Come si stanno muovendo i nuovi governanti? I cristiani vengono considerati in vista della costruzione della nuova Siria?
Sono previsti incontri con loro, li teniamo anche nella nostra parrocchia, nel nostro convento. E poi hanno convocato un dialogo nazionale, speriamo che sia fruttuoso. Hanno detto che verrà elaborata la nuova Costituzione: auspichiamo che i cristiani prendano parte a questo dibattito e lavorino attivamente per il futuro, ponendo come principi base la cittadinanza e l’uguaglianza di fronte alla legge.
Su questo tema anche i cristiani hanno istituito dei gruppi di lavoro?
Dovrebbero lavorarci tutti quanti, compresi i cristiani. Non siamo soli nel Paese, che è fatto di tante minoranze, ha tanti colori. Questa è la difficoltà della Siria, la sfida da raccogliere: bisogna cercare di accontentare tutti. Nella comunità cristiana ci sono diversi gruppi che se ne stanno occupando, a Damasco come ad Aleppo: tutti vogliono che siano riconosciuti i princìpi che stanno alla base delle Nazioni Unite, la Carta dei diritti dell’uomo, il rispetto della cittadinanza, della piena cittadinanza dei siriani e delle siriane, che davanti alla legge devono essere tutti uguali. I cristiani, come gli altri, non devono essere semplicemente tollerati o considerati come ospiti.
Quindi niente repubblica islamica o confessionale?
Noi ce lo auguriamo, anche se al momento non sappiamo cosa succederà. La maggioranza qui è islamica e a volte anche un po’ estremista. Se si facesse un sondaggio vincerebbero loro, il problema sta qui.
Gli incontri nelle parrocchie con i rappresentanti del nuovo corso politico servono per discutere della Costituzione?
Servono a preparare bene il dialogo a livello nazionale e quindi la Costituzione, e per proporre qualcuno esperto in materia che possa lavorare su questi punti.
Quando inizierà questo dialogo nazionale?
Non lo sappiamo ancora, ma potrebbe essere intorno al 4-5 gennaio.

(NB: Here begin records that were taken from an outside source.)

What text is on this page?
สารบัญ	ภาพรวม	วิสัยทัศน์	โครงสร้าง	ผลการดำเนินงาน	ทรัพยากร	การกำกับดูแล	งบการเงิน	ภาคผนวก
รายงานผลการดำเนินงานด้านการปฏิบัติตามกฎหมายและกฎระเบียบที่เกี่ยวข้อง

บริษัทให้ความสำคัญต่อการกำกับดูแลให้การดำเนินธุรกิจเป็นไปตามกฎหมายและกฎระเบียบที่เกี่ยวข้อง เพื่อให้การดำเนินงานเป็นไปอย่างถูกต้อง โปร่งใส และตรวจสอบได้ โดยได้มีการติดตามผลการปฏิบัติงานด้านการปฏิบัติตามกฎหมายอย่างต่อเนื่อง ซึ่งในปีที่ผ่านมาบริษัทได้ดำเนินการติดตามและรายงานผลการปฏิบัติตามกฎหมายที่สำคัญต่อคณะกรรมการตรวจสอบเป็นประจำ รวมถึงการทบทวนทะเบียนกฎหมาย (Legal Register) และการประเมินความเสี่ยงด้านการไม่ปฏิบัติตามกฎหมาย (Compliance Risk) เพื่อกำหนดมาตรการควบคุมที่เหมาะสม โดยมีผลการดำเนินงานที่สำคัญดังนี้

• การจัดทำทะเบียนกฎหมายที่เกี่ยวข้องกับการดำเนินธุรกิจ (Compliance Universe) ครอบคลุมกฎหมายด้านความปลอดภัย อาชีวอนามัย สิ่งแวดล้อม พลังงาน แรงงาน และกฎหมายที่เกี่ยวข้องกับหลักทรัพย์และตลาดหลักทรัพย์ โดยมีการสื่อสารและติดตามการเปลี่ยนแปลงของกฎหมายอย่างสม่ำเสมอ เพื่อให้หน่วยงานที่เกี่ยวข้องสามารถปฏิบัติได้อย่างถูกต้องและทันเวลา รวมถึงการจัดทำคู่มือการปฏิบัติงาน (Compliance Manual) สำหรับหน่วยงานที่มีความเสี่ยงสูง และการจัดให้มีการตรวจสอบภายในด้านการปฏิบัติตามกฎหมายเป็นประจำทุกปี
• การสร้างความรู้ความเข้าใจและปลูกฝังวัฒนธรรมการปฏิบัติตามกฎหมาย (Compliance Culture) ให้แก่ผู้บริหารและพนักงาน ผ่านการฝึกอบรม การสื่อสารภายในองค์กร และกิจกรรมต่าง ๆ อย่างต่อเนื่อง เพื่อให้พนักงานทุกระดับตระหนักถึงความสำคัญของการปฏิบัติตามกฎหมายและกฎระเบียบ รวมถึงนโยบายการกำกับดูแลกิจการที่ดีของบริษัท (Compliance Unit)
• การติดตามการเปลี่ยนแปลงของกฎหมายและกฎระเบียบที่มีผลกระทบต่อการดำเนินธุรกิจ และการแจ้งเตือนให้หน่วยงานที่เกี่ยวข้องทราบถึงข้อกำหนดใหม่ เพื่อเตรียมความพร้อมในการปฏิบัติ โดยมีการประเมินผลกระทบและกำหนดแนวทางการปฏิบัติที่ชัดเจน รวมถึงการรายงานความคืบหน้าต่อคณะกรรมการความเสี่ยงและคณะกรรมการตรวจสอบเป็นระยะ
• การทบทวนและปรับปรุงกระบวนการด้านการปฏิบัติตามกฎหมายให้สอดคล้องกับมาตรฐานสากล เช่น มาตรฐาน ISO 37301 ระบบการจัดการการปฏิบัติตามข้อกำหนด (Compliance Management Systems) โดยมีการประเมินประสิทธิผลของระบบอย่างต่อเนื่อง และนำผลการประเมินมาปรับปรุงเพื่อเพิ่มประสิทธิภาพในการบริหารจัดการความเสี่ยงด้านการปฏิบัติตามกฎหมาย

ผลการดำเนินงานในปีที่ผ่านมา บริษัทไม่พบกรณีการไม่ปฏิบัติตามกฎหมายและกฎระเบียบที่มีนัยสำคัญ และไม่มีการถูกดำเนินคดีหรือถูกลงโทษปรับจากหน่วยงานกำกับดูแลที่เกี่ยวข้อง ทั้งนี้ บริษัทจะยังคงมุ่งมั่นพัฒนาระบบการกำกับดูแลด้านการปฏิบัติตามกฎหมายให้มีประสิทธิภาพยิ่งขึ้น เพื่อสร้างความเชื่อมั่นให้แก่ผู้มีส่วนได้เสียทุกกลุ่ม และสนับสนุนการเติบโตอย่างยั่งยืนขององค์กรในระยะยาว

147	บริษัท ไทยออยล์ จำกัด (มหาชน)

Ci saranno rappresentanze di tutte le realtà etniche, confessionali, religiose, i leader riconosciuti, gli intellettuali, personalità del mondo della cultura.
Cosa si può dire, a più di venti giorni dalla presa del potere, della condotta di Hayat Tahrir al Sham nei confronti dei cristiani?
Sono molto rispettosi, stanno cercando di garantire un po’ di sicurezza. Assad, quando è partito, ha lasciato un Paese vuoto, anche dal punto di vista istituzionale: non ci sono forze dell’ordine, non c’è l’esercito. Il nuovo Stato è come un bambino appena nato, deve crescere e maturare pian piano. In una situazione come questa, qua e là possono essere commessi degli errori, come è successo nel villaggio vicino a Hama, in cui hanno bruciato un albero di Natale. Possono esserci anche altri episodi: la Siria non è un piccolo Paese; finora, però, tutto sommato, il comportamento dei nuovi governanti è abbastanza positivo, accettabile.
Il Natale come è trascorso a Damasco? Avete potuto celebrare le vostre funzioni e festeggiare senza problemi?
Abbiamo potuto tenere le nostre celebrazioni e organizzare le nostre iniziative. È andato tutto bene. La maggioranza delle persone ha festeggiato, anche se con moderazione rispetto agli anni scorsi. Comunque non ci sono stati problemi.
L’albero bruciato è stato solo un episodio isolato o ce ne sono stati altri?
Dopo che l’albero di Natale è stato dato alle fiamme, ci sono state delle scuse ed è stato restaurato. Siamo un po’ vittime di queste notizie: vengono diffuse subito attraverso i media, ma non si va a vedere cosa succede dopo.
Comunque ci sono contatti ben avviati con chi ha preso il posto di Assad? Sapete a chi rivolgervi se ci sono problemi o esigenze particolari da fare presente?
Sì. Diversamente dai primi dieci giorni, in cui regnava il caos, adesso cominciamo a vedere un po’ di ordine e abbiamo allacciato dei contatti con le autorità. Per ora tutto sembra andare per il meglio.
La vita a Damasco è ripresa normalmente? I negozi, per esempio, sono aperti?
I negozi sono aperti e la gente si vede per le strade. Durante la giornata tutto si svolge come dovrebbe essere nei giorni di Natale. Nei negozi la merce c’è: da quando si sono aperte le frontiere è arrivata dalla Turchia e forse anche dal Libano. Il problema rimane la povertà e il caro prezzi: si trova quello di cui si ha bisogno, ma non ci sono i soldi sufficienti per comprarlo.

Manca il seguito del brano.